Tommy is an iconic rock opera, born from the 1969 album from The Who. In 1975 it was turned into a film with a star studded cast including Tina Turner, Elton John and the members of the band. The show came to the stage in London in 1979 and gained a Broadway revival in 1992, winning a Grammy for Best Musical Show Album.

This production is brought to the stage by Ramps On The Moon, a consortium of seven major theatre companies committed to putting deaf and disabled artists and audiences at the centre of their work. Ramps On The Moon embed audio description, captioning and British Sign Language in all performances, making their theatre accessible to a wide audience.

Tommy tells the tale of a “deaf, dumb and blind kid”, traumatised by seeing his father murdered, who grows up to be a “pinball wizard” and becomes celebrated as a new messiah. While the story isn’t that clear, the songs carry us through with their big drums and guitar riffs.

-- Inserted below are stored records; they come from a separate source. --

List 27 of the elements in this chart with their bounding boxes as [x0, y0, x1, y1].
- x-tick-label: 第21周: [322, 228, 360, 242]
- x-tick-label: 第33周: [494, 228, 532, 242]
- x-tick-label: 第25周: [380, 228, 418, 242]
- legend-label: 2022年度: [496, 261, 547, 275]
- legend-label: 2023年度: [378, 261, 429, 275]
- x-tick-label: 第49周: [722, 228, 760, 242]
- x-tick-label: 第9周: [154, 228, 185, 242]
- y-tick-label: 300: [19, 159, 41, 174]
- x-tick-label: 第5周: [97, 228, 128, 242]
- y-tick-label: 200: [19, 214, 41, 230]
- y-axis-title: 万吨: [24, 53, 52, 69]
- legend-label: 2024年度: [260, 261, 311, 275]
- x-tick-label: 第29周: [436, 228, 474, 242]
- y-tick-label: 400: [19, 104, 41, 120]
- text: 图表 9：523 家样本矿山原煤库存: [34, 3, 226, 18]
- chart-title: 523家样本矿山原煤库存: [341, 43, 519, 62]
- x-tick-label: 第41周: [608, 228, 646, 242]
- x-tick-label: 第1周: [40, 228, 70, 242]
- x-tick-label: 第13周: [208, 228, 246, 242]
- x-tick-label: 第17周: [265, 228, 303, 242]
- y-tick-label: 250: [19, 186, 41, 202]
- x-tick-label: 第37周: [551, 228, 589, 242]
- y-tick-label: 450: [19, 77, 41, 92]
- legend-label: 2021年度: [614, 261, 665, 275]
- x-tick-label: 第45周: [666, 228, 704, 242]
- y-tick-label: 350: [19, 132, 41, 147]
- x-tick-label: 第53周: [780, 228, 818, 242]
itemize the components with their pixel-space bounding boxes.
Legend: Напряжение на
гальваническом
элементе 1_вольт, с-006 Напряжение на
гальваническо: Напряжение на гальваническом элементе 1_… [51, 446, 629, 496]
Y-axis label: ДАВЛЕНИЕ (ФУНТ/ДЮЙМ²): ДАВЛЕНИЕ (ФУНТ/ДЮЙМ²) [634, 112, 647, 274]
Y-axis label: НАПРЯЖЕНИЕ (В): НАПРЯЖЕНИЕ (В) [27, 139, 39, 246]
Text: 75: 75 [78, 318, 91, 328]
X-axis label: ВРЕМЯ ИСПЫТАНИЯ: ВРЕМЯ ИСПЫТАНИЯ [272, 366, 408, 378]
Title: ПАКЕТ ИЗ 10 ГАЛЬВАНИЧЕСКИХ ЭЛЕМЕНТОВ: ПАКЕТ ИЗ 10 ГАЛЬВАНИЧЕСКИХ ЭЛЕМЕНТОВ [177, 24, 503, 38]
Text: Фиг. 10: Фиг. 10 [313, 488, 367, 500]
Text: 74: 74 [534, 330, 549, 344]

The cast of 22 actors and musicians contains deaf, disabled and non-disabled actors, all bringing high energy to this loud performance. This version sees Peter Straker, who played the Narrator in the 1979 West End Production of Tommy, cast as the Acid Queen, a role he embraces with gusto. William Grint is wonderful as Tommy, the silent central character, conveying his emotions clearly and strikingly through facial expressions and signing. His words are sung by Julian Capolei and Matthew Jacobs Morgan in a clever presentation of the boy’s internal and external worlds. Tommy’s mother is played by Donna Mullings in a touching performance supported by the singing voice of Shekinah McFarlane. Max Runham plays Tommy’s father, a ghostly presence through most of the show, encouraging his son to “see me, feel me, touch me”.

Tommy received a well-deserved standing ovation on press night. The energy is infectious and it will send you home humming Pinball Wizard as well as dwelling on how far, or not, our treatment of disabled people has moved on.